More broadly, this does seem like a functionality that cookie-placing plugins will need to start considering, just like the possibility of visitors setting their browsers to refuse cookies. And, just to make things really fussy and complicated, it doesn’t seem like there’s yet any consistency in how different plugins and solutions handle consent management. (Not being a developer, I sure wish it didn’t require so much technical knowledge to implement!)

Thanks for giving it some thought. This is not my area of expertise and the best I can usually manage is to sort of grasp the general outlines of the issue.

Hi @ate-up-with-motor,

Sorry for a bit of a delay getting back to you on this.

In 2.3.0 there’ a filter (it was in previous versions, but only for standard PHP mode) called age_gate_set_cookie that will allow you to not set a cookie if they haven’t been accepted.

So basing off the GDPR plugin we talked about previously, you can do it with the following PHP in your functions

add_filter('age_gate_set_cookie', function($set_cookie){
  return is_allowed_cookie( 'age_gate' );
});

This is also available via JS if needed like above, but PHP may well be simpler to get working as it’s just one function.

Thanks
Phil

That’s excellent, but I wonder if with caching, it would need to be via JavaScript so that it doesn’t get defeated by the cached page. I still haven’t gotten Age Gate to work in JavaScript mode even without that, and I’m not sure how to integrate the above solution with it.

Hi @ate-up-with-motor,

Caching shouldn’t be an issue as this is handled server side via the ajax request and returned in the JSON response to the browser.

As for the JS implementation, do you have a site somewhere public I could see to try and find the issue?

Cheers
Phil

Yup — the first post at aaronseverson.com is set to be gated, but the gate doesn’t appear. I have it set to Use JavaScript Age Gate, Admin Ajax, use anonymous Age Gate.

(Thanks for your help, by the way, I really appreciate it!)

Hmm, any chance you could create me a login? Can just be an editor or something low and use the email [email protected], would be good to see the page settings

Thanks
Phil

I can’t do that right now, but opening that post shows the settings:

Age Gate Options:
Restricted to 18
Age Gate This Content (checked)

Status: Published
Visibility: Public
Format: Standard
Categories: Uncategorized

Ok no worries, let me have a check on some of mine and make sure things are working right.

I think I might have worked out the issue you’re having.

Do you have “Posts will inherit their taxonomies restriction settings” checked?

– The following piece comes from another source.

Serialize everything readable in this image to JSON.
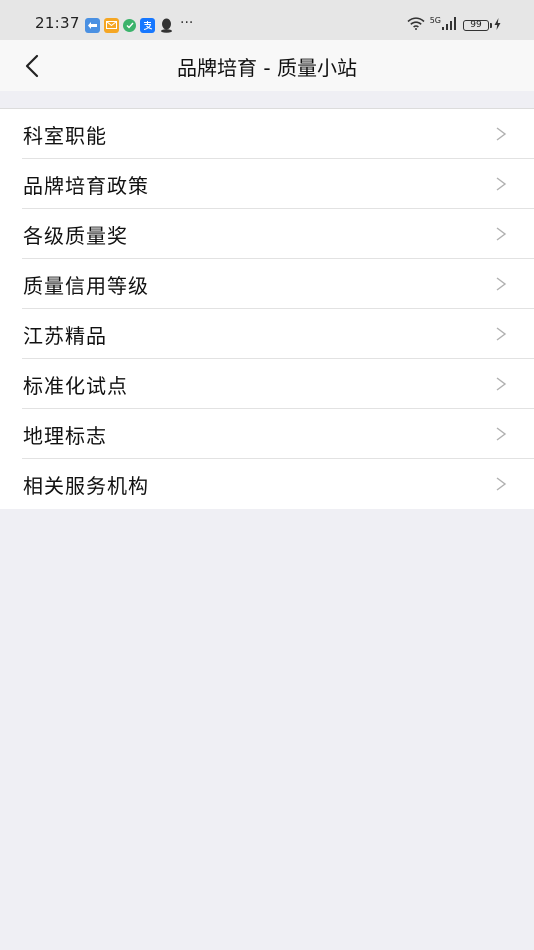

If so, you need to restrict the category and in the Advanced settings check that categories should inherit.

An individual post should probably override it’s parent to be honest so that’s a fix to add to the list!

Thanks
Phil

Hmm. I did — I had it set to inherit the restriction of the category. I unchecked that option now, cleared the cache, and tried again, but the Age Gate still doesn’t come up at all for the test post.

Separate question: With the function above, what behavior will result if the user does NOT have the cookies permitted? Will it return the No cookies message or do something else? (It would make sense to return a warning so that if the user wants to allow the cookies and try again they can change the permissions.)